Lying is natural, to some extent. "Nature is full of deceit," writes philosopher David Livingstone Smith at the beginning of his book, "Why We Lies: The Evolutionary Roots of Deception and the Unconscious." Viruses deceive the immune system of their hosts, while chameleons use camouflage to deceive predators. And people are no exception, even in the workplace. Hiring managers recognize that almost all applicants exaggerate their qualifications.

In certain occupations a deception is absolutely necessary (this can be witnessed by undercover investigators). And diplomacy is synonymous with lies for some people. Deception can even be strategic throughout the organization, such as For example, if a call center instructs employees to stay in another country due to customer prejudice.

More generally, the definition of workplace deception can be blurry. The role of customer service, and in particular the type of emotional work that is often done by women, usually requires workers to mask their feelings. Do you really want a flight attendant, bartender or psychiatrist to tell you that you should worry about the turmoil, that they despise you or that they are apathetic when they treat you?

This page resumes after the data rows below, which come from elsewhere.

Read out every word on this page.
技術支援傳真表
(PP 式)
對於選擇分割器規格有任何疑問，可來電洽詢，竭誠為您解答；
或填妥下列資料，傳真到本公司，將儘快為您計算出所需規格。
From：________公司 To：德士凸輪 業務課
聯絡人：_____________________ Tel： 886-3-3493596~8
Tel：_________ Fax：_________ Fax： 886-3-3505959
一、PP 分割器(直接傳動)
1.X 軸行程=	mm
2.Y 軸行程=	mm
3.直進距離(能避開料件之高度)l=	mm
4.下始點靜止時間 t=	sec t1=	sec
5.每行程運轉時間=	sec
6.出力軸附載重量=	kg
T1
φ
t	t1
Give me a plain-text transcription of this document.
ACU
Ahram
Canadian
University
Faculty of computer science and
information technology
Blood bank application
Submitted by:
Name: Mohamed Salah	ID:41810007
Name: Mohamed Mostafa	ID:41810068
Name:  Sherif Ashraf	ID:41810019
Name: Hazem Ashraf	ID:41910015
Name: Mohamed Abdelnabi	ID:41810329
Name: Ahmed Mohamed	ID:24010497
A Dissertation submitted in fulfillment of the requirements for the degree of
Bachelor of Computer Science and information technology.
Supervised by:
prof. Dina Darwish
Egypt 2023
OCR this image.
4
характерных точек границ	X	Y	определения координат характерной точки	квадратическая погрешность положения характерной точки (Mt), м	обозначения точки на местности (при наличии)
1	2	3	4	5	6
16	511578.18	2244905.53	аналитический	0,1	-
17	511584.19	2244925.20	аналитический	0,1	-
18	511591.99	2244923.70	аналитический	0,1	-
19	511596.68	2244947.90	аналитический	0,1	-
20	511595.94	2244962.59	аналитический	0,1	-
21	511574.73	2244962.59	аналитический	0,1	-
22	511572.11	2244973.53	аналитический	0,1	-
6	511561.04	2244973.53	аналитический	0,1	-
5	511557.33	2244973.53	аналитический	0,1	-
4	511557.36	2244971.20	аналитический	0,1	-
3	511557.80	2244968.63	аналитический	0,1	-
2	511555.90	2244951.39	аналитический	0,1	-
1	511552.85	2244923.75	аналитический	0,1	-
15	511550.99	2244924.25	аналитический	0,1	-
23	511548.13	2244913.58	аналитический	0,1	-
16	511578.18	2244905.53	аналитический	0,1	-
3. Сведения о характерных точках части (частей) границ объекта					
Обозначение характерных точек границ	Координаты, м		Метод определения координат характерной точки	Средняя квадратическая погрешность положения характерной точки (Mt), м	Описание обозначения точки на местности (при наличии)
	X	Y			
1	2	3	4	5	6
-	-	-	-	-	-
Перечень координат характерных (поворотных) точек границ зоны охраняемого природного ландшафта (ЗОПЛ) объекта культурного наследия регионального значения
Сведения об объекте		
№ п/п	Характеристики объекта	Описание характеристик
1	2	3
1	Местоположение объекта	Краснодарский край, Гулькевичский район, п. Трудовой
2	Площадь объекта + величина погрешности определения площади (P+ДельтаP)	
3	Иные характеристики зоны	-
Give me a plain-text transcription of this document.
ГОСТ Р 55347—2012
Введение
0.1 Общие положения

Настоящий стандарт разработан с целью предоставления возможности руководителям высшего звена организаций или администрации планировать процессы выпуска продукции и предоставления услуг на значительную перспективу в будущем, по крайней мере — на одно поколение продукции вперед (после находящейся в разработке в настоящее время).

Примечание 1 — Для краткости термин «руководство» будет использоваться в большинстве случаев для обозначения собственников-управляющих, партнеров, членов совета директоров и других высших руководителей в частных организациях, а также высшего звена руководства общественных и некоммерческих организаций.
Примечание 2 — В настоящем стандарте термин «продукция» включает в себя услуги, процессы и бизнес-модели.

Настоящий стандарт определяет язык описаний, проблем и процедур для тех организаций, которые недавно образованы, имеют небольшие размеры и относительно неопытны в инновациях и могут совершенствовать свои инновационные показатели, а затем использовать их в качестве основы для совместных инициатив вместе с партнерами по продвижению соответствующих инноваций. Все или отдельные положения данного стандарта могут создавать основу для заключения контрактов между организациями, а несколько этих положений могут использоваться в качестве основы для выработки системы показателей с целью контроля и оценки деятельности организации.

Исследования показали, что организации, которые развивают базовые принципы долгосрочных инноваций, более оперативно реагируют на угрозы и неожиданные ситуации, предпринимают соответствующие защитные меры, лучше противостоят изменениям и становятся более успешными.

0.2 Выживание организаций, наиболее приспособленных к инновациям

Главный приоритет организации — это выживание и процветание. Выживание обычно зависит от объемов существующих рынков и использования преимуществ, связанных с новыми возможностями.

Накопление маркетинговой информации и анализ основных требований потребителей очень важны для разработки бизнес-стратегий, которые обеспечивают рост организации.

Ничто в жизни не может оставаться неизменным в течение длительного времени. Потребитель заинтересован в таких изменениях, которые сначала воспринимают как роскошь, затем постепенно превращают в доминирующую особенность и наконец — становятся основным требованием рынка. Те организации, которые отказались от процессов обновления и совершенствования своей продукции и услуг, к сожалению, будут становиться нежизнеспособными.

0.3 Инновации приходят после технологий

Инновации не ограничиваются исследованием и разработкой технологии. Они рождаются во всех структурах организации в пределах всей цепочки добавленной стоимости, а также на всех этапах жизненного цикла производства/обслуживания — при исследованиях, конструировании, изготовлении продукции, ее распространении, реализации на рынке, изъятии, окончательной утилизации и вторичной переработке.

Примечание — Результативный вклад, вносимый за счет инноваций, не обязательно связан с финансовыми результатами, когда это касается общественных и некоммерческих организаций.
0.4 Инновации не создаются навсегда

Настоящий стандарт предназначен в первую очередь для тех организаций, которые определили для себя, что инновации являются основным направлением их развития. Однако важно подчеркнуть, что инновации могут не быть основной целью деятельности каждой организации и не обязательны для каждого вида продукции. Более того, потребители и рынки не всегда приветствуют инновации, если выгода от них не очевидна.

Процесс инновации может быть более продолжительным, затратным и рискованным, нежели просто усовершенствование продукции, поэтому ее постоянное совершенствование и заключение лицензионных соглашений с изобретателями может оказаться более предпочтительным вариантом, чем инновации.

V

Certain jobs require a performance of affability or care that requires this by nature to be partially artificial (and stressful). As Levine says, "people believe that people who can regulate their emotions are more competent than those who can not." Emotional misrepresentation is rational behavior.

This is particularly true for social media influencers, who blur the line between authenticity and the selling spirit. For example, Instagram stars who stage lavish "surprise engagements", although this can backfire when the illusion is destroyed.

Sweet Little Lies

Sometimes benevolent lies are even considered a more ethical option. "In the course of my research, I find that many people appreciate and appreciate lies that are useful to them," commented Levine. For example, "employees believe that their colleagues should protect them from feedback that they can not put into action and that only serve to hurt their feelings, and oncology patients value false hopes more than their oncologists recognize."

What is it? Key to the pro-social lie? or the kind of dishonesty that should help others is that it's not about gaining an unfair advantage or otherwise serving yourself. It's about bringing little white lies out of custody.

Many people greet and appreciate lies that should benefit them – Levine

This type of attitude may have a cultural impact, as some research suggests to people from collectivist cultures are more likely to lie to save the face and the To protect harmony in the group. A study co-authored by Michele Gelfand, a psychologist at the University of Maryland, brought more than 1,500 students from eight countries into a business negotiation scenario that would be helpful in lying. Those from the more collectivist countries (such as South Korea and Greece) have used more deception than those from the more individualist countries (such as Australia and Germany), although the total lie was high.

The box can sometimes refer to bending the rules, "commented Gelfand. Some research points to a connection between creativity and dishonesty, as it is easier for people working in creative fields to rationalize fraud.

Tolerance (or even encouragement) of workplace illusions can be hard to pin down. Long Wang, a senior management professor at City University in Hong Kong, points out that "organizational or industrial standards are often treated in favor of deception as a sort of secret, at least to the public." However, he doubts that such organizational or industry standards are sustainable and says, "They could be wiped out in the long run."

Light illusion is not always poisonous. But in general, jobs are more effective when people feel empowered to rely on the truth. Some prominent politicians are good examples of the massively harmful and divisive consequences that lying in the workplace can have.

Do all the little lies that I tell make me feel better in my workplace? Probably not. But I do not have to argue too much about her. As Levine says, "It is very important to us whether others have good intentions with us, but it is not always important to us whether others speak the truth."